I glanced at Healy and gestured for him not to say anything. ‘Stevie, I need to know what’s going on.’

He ripped his eyes away from the tunnel. ‘Huh?’

‘Is something bothering you?’

‘No.’

‘What happened when you found the phone?’

He looked between us, then back to the tunnel. Healy rolled his eyes at me, out of sight of O’Keefe.

‘It was just …’

‘What?’

He glanced at me again. ‘Normally there’s work going on in most of the stations,’ he said, the torch at his side. ‘ “Engineering hours” and all that; when the trains aren’t in service. Between one and five in the morning, there’s staff all along the line, all through the night, people repairing, cleaning, making sure everything’s okay. They were down here all last week when I came through, but when I found that phone on Thursday night, there was no one.

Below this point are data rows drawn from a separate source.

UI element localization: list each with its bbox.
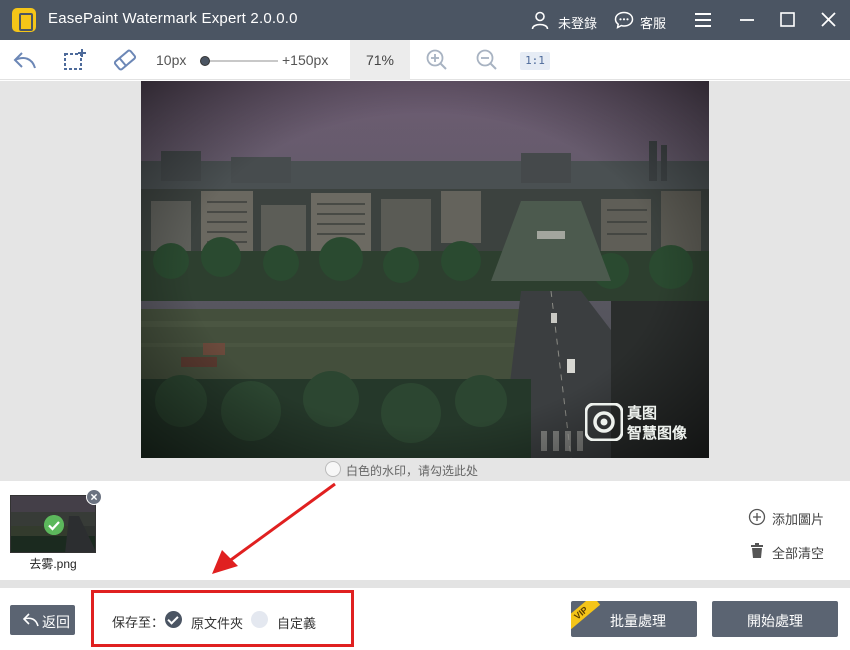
batch-process-button[interactable]: VIP 批量處理	[571, 601, 697, 637]
save-original-folder-option[interactable]: 原文件夾	[165, 611, 245, 631]
custom-label: 自定義	[277, 616, 317, 631]
back-label: 返回	[42, 614, 70, 630]
menu-icon[interactable]	[690, 8, 716, 32]
canvas-area: 真图 智慧图像 白色的水印，请勾选此处	[0, 81, 850, 481]
zoom-in-icon[interactable]	[424, 48, 450, 72]
toolbar: 10px +150px 71% 1:1	[0, 40, 850, 80]
start-process-label: 開始處理	[747, 613, 803, 629]
slider-track	[204, 60, 278, 62]
app-title: EasePaint Watermark Expert 2.0.0.0	[48, 10, 298, 27]
add-image-label: 添加圖片	[772, 512, 825, 527]
title-bar: EasePaint Watermark Expert 2.0.0.0 未登錄 客…	[0, 0, 850, 40]
eraser-icon[interactable]	[112, 48, 138, 72]
back-button[interactable]: 返回	[10, 605, 75, 635]
zoom-out-icon[interactable]	[474, 48, 500, 72]
chat-bubble-icon	[614, 11, 634, 29]
trash-icon	[751, 543, 763, 558]
rect-select-icon[interactable]	[62, 48, 88, 72]
save-location-box: 保存至： 原文件夾 自定義	[91, 590, 354, 647]
section-divider	[0, 580, 850, 588]
customer-service-label: 客服	[640, 16, 667, 31]
clear-all-label: 全部清空	[772, 546, 825, 561]
slider-thumb[interactable]	[200, 56, 210, 66]
zoom-level: 71%	[350, 40, 410, 80]
clear-all-button[interactable]: 全部清空	[748, 541, 848, 561]
close-icon[interactable]	[816, 8, 842, 32]
edited-photo[interactable]: 真图 智慧图像	[141, 81, 709, 458]
checked-icon	[44, 515, 64, 535]
original-folder-radio-checked[interactable]	[165, 611, 182, 628]
custom-radio[interactable]	[251, 611, 268, 628]
watermark-logo-icon	[585, 403, 623, 441]
zoom-value: 71%	[365, 52, 395, 68]
thumbnail-strip: 去雾.png 添加圖片 全部清空	[0, 481, 850, 581]
watermark-text-line1: 真图	[627, 405, 658, 422]
back-arrow-icon	[23, 613, 39, 627]
save-to-label: 保存至：	[112, 615, 165, 630]
bottom-bar: 返回 保存至： 原文件夾 自定義 VIP 批量處理 開始處理	[0, 588, 850, 650]
remove-thumbnail-icon[interactable]	[86, 489, 102, 505]
original-folder-label: 原文件夾	[191, 616, 244, 631]
watermark-text-line2: 智慧图像	[627, 425, 688, 442]
actual-size-button[interactable]: 1:1	[520, 52, 550, 70]
save-custom-option[interactable]: 自定義	[251, 611, 331, 631]
user-icon	[531, 11, 549, 30]
undo-icon[interactable]	[12, 48, 38, 72]
brush-size-slider[interactable]	[200, 54, 278, 68]
login-label: 未登錄	[558, 16, 598, 31]
app-logo-icon	[12, 8, 36, 32]
brush-size-max: +150px	[282, 52, 329, 68]
add-image-button[interactable]: 添加圖片	[748, 507, 848, 527]
white-watermark-label: 白色的水印，请勾选此处	[346, 464, 479, 478]
minimize-icon[interactable]	[734, 8, 760, 32]
city-river-photo	[141, 81, 709, 458]
thumbnail-item[interactable]	[10, 495, 96, 553]
add-circle-icon	[748, 508, 766, 526]
customer-service-button[interactable]: 客服	[614, 10, 674, 32]
start-process-button[interactable]: 開始處理	[712, 601, 838, 637]
batch-process-label: 批量處理	[610, 613, 666, 629]
login-button[interactable]: 未登錄	[530, 10, 608, 32]
maximize-icon[interactable]	[774, 8, 800, 32]
white-watermark-radio[interactable]	[325, 461, 341, 477]
white-watermark-option[interactable]: 白色的水印，请勾选此处	[325, 460, 525, 480]
brush-size-min: 10px	[156, 52, 187, 68]
thumbnail-filename: 去雾.png	[29, 557, 77, 571]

There was no scheduled work.’ He paused and looked at me, his face half lit by the lamps above us on the platform. ‘It was just so quiet, and kind of …’

He trailed off and turned back to face the tunnel.

‘Kind of what?’ I asked.

‘I’ve been doing this twenty years,’ O’Keefe said, his fingers tapping out a nervy rhythm on the flashlight, ‘but that night I found the phone, it felt different.’

‘Different?’

Healy’s eyes narrowed. Suddenly he was interested again.

‘We get tons of lost property down here,’ O’Keefe said. ‘People drop all sorts of things and don’t realize. But that phone … it was like it had been placed there.’

‘Like someone had put it there deliberately?’

He didn’t reply.

‘Stevie?’

‘Yeah, like someone had put it there.’

‘Where was it exactly?’

We moved towards the end of the platform, level with the last plastic screen on our left. On our right, attached to the wall, was a white bench. ‘It was on there,’ he said, pointing to the bench. ‘Just placed on top.’

‘Could have fallen out of someone’s pocket.’

‘Could have,’ O’Keefe said, but he didn’t sound convinced, and I could see why: the benches, dotted from one end of the platform to the other, were almost oval-shaped, built for leaning against. If a phone dropped out of someone’s pocket by accident, the angle of the bench wouldn’t stop its fall. It would bounce right off and hit the floor.

‘Did you see anyone else in here that night?’

He shook his head. ‘No.’

I turned to Healy. ‘Are the Met checking CCTV?’

‘We’ve put in a request for the footage,’ he said, and then stepped towards O’Keefe. ‘Can we get down on to the line?’

O’Keefe jolted, like he’d suddenly been pulled from a dream, and brought a set of keys away from his belt. He selected the one he wanted, manually unlocked one of the screens and backed away. As if he doesn’t want to go first. Both of us noted it, Healy glancing at me, before we dropped through the space and down on to the line. O’Keefe followed, more hesitancy in his stride, and as soon as his feet landed on the blackened concrete of the line, he stood there frozen, just staring into the tunnel. Something in him had been knocked out of kilter. He was a brassy, confident kind of guy – I could read that in him, right from the off – but he was showing none of that now.

‘So what felt different about Thursday night?’ I asked again.

O’Keefe paused, as if unsure how to articulate himself. The only sound, the only movement, was his fingers on the torch. After a while he looked at me, his face framed by the light from the platform. ‘It was like you could feel something bad down here.’